The greens of choice are cut into pieces and cooked with bouillon and stir-fried onions, ginger, garlic, herbs, and seasonings. The broth can be spiced up with crushed chilis or flavored with chicken or fish stock, and (sometimes) tomatoes. Light and refreshing, this Creole soup is traditionally served as a side to main meals, typically accompanied by steamed rice, beans, lentils, or fried fish.
Pwason griye or grilled fish is among the most popular fish dishes on the Seychelles Islands. It is prepared with fresh fish, often a red snapper or rabbit fish, flavored with crushed chili, garlic, and ginger. The fish is grilled in its entirety and typically served over rice, with sweet potatoes and an exotic tamarind-tomato chutney on the side.
Piquant grilled fish is a staple at festivities and gatherings of family and friends during weekends.
Salade de palmiste is a Seychellois culinary delicacy that features heart of palms as the main ingredient. Apart from this gourmet item, other typical ingredients in the salad include green mangos, coconuts, avocados, green tomatoes, red bell peppers, coriander, and mint.
All ingredients are finely cut and tossed together with a sweet and sour dressing based on ginger and lime. This specialty is often called millionaire’s salad because the removal of palm hearts is quite laborious and involves cutting down whole palm trees.
Chatini seychellois is a variety of Seychellois chutney that combines ginger, garlic, and chilis, which are all three essential staple ingredients of traditional Seychelles cuisine. The unique blend of these three ingredient - each with a distinctive flavor and fragrance - results in an authentic and quite piquant mixture that is typically used as a condiment or as a side dish.
This spicy chutney is a typical accompaniment to a variety of fish and meat dishes.
Pwason sale or salted fish is a traditional dish on the Seychelles Islands dating back to the times when food preservation involved basic means such as pickling and salting. Freshly caught fish is preserved through salting and sun-drying, a process which lends the fish a strong, distinctive flavor.
Salted fish is often used in a variety of Seychellois dishes, including chatinis (chutneys) and fish curries, as well as in a local delicacy known as rougail, which is a type of piquant tomato-onion sauce. The salted fish is sometimes fried and it is typically accompanied by rice and a side of papaya chutney.
Soupe de tectec is a type of soup made with shellfish - an essential part of traditional Seychellois cuisine. Tectec shellfish and pumpkin are the key ingredients in this dish. Small in size and with a distinctive white color, tectec shellfish are plentiful on the Seychellois sandy shores from where they are gathered for the preparation of this local soup.
Creamy and packed with flavors, tectec soup is beloved by locals and tourists alike, and it is commonly served as an appetizer.

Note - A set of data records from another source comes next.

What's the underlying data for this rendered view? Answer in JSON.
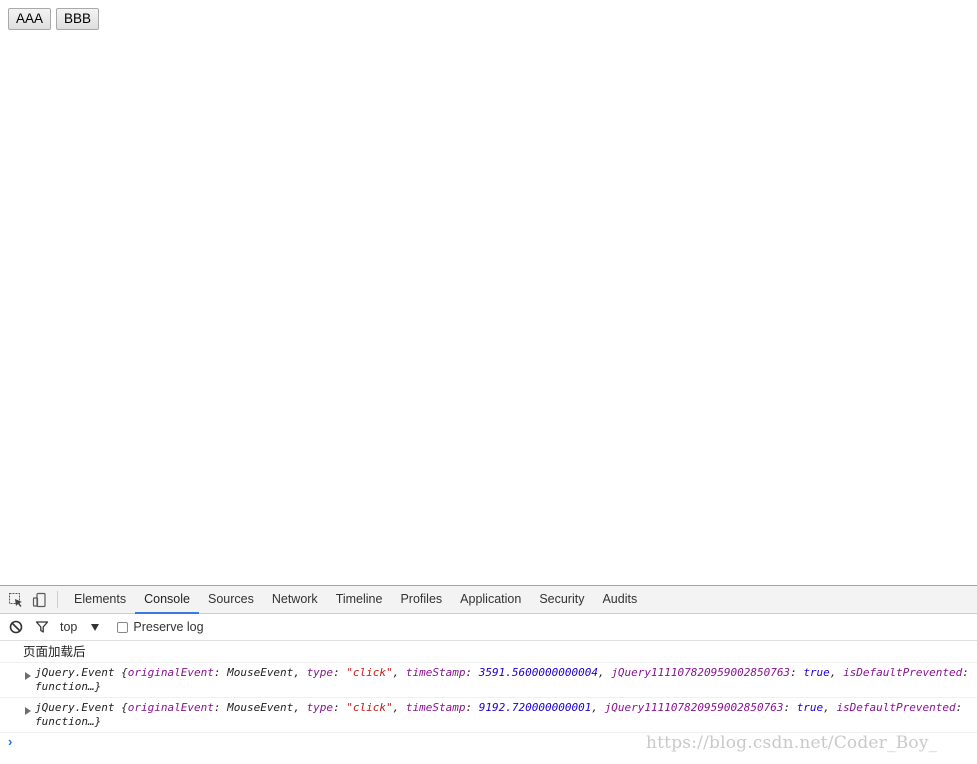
{
  "page": {
    "buttons": [
      {
        "label": "AAA"
      },
      {
        "label": "BBB"
      }
    ]
  },
  "devtools": {
    "icons": {
      "inspect": "inspect-element-icon",
      "device": "device-toggle-icon",
      "clear": "clear-console-icon",
      "filter": "filter-icon"
    },
    "tabs": [
      {
        "label": "Elements",
        "active": false
      },
      {
        "label": "Console",
        "active": true
      },
      {
        "label": "Sources",
        "active": false
      },
      {
        "label": "Network",
        "active": false
      },
      {
        "label": "Timeline",
        "active": false
      },
      {
        "label": "Profiles",
        "active": false
      },
      {
        "label": "Application",
        "active": false
      },
      {
        "label": "Security",
        "active": false
      },
      {
        "label": "Audits",
        "active": false
      }
    ],
    "toolbar": {
      "context": "top",
      "preserve_log_label": "Preserve log",
      "preserve_log_checked": false
    },
    "console": {
      "messages": [
        {
          "type": "text",
          "text": "页面加载后"
        },
        {
          "type": "object",
          "class_name": "jQuery.Event",
          "props": [
            {
              "key": "originalEvent",
              "value": "MouseEvent",
              "kind": "plain"
            },
            {
              "key": "type",
              "value": "\"click\"",
              "kind": "string"
            },
            {
              "key": "timeStamp",
              "value": "3591.5600000000004",
              "kind": "number"
            },
            {
              "key": "jQuery1111078209590028507​63",
              "value": "true",
              "kind": "bool"
            },
            {
              "key": "isDefaultPrevented",
              "value": "function…}",
              "kind": "plain"
            }
          ]
        },
        {
          "type": "object",
          "class_name": "jQuery.Event",
          "props": [
            {
              "key": "originalEvent",
              "value": "MouseEvent",
              "kind": "plain"
            },
            {
              "key": "type",
              "value": "\"click\"",
              "kind": "string"
            },
            {
              "key": "timeStamp",
              "value": "9192.720000000001",
              "kind": "number"
            },
            {
              "key": "jQuery111107820959002850763",
              "value": "true",
              "kind": "bool"
            },
            {
              "key": "isDefaultPrevented",
              "value": "function…}",
              "kind": "plain"
            }
          ]
        }
      ],
      "prompt_symbol": "›"
    }
  },
  "watermark": "https://blog.csdn.net/Coder_Boy_"
}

Boiled and mashed shark meat, lime juice, bilimbi fruit, and fried onions are combined with a variety of spices (including turmeric) to create a local delicacy known as chatini requin or satini rekin. The shark chutney is usually served cold, garnished with chives, and accompanied by shredded green papaya, rice, and lentils.
It is typically used as a side to various dishes or even as a filling for samosas. Rather salty and with a typical fishy flavor, this Seychellois chutney can often be bought from Creole takeaways.
Grilled red snapper, locally known as bourgeoisie grille or bourzwa grillé, is a fish specialty on the Seychelles Islands. The whole fish is seasoned well and covered with a mixture of lemon juice, garlic, chilis, ginger, parsley, and thyme before it is grilled over low heat.
Red snapper’s white, firm, and succulent flesh is delicate and should, therefore, not be overcooked or exposed to very high temperatures. This exotic fish is plentiful on the island and readily available at local markets, but it is also sold at fishermen’s stalls along the roads.